By Rebecca Henely
The 50th anniversary of Our Lady of Fatima Roman Catholic Church’s home in East Elmhurst has come and gone, but the parish is not yet done celebrating.
Monsignor John Mahoney, administrator of the church, said on May 29, a day after the 50th anniversary of the dedication of the church at 25-02 80th St., the parish held an English-Spanish mass and reception for the parishioners in its school hall. The church will also hold events throughout the coming year in honor of its five decades in the community.
“My hope is that the anniversary will help people remember the past and the debt that we owe to the people who built the parish,” Mahoney said, “but also that it will give people a sense of hope and enthusiasm for the future.”
The church’s celebrations will be posted at olfparsh.catholicweb.com, but Mahoney said the next major fete for the church will be an antique car show and outdoor flea market July 30, which will be coordinated with state Assemblyman Michael DenDekker (D-Jackson Heights), a parishioner at Our Lady of Fatima.
On Sept. 26, parishioners will have a golf outing at Clearview Golf Course, at 202-12 Willets Point Blvd. in Bay Terrace. Next month on Oct. 27, the parish will host an evening of games, raffles and prizes. On Nov. 20, Daniel Rodriguez, a former NYPD officer known as “The Singing Policeman,” will perform a concert at the church. The final event, the date of which is still to be determined, will be a mass and dinner-dance in May that will end the anniversary year.
Mahoney said that while the building is 50 years old, the parish goes back to 1948. Many World War II veterans and others had moved into that section of Queens around that time.
“There was a feeling that a new parish was needed up in this area,” Mahoney said.
The parish originally held its services in an automobile showroom, Mahoney said. Before the church was built, the original pastor, the Rev. Maurice Lenihan, wanted the parish to build an elementary school, which the church continues to operate. The parish moved to a tent and then to a Quonset hut, but eventually laid the cornerstone for a church in 1959. The church was finished and dedicated two years later.

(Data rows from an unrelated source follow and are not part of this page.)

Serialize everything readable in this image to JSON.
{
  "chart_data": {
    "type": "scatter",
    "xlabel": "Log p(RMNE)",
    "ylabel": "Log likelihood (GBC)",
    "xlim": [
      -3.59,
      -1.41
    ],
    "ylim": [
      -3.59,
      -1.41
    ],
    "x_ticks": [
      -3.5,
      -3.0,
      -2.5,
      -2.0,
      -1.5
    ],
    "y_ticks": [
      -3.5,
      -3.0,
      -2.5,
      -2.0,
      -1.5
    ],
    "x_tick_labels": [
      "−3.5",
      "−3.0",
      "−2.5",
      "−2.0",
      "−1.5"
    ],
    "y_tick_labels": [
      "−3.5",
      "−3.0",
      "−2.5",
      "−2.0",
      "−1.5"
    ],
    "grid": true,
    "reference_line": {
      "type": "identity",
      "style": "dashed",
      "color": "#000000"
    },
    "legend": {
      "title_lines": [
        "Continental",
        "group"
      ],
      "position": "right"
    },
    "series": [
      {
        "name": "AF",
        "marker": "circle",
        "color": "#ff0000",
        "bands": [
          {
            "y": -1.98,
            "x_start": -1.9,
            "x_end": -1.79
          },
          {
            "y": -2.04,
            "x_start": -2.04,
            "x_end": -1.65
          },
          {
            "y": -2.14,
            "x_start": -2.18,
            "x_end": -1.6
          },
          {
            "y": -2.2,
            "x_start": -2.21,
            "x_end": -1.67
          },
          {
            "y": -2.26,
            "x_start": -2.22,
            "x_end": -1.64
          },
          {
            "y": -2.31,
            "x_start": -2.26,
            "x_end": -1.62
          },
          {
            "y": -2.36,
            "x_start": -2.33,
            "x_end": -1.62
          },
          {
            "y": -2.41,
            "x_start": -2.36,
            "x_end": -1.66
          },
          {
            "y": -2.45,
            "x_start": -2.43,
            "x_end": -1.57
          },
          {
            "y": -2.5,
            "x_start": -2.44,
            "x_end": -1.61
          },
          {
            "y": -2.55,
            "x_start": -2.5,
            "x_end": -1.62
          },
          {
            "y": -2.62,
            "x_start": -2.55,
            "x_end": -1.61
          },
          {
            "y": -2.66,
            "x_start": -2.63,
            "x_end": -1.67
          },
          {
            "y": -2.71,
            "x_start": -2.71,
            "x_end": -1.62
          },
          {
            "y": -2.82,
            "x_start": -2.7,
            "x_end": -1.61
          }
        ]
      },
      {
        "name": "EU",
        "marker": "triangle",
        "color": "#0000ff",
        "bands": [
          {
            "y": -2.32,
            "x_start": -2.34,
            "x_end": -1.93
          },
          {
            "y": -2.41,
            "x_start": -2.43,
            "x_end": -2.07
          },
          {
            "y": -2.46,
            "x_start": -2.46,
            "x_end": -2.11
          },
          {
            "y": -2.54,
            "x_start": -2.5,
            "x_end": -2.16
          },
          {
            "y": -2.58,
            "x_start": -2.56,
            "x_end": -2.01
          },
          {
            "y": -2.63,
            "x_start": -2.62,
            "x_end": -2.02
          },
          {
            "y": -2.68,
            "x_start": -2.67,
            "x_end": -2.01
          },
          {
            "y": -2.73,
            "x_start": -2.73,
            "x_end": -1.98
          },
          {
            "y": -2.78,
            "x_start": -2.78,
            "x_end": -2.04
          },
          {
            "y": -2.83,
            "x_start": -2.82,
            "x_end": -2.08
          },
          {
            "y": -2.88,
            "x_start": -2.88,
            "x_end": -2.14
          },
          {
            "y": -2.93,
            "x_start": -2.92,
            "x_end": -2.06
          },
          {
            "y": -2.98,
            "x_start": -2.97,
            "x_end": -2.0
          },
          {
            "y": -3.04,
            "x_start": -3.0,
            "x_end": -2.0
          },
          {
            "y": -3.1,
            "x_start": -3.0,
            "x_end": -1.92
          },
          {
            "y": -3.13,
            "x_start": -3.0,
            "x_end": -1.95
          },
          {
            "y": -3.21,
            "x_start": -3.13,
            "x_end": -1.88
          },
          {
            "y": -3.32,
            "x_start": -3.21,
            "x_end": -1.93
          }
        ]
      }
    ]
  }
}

Mahoney said the antique car show July 30 was not a hearkening back to the parish’s original home.
“It is kind of an odd coincidence, but is certainly not deliberate,” Mahoney said.
Since it began the community has changed quite a bit, Mahoney said. Of the 1,400 families registered, the church is a mix of old-timers and the burgeoning Hispanic population. The most heavily attended mass is the Sunday Spanish mass.
“I hope the parish will continue to grow and thrive,” Mahoney said when speaking of the church’s next 50 years, “both spiritually and pastorally and also operationally.”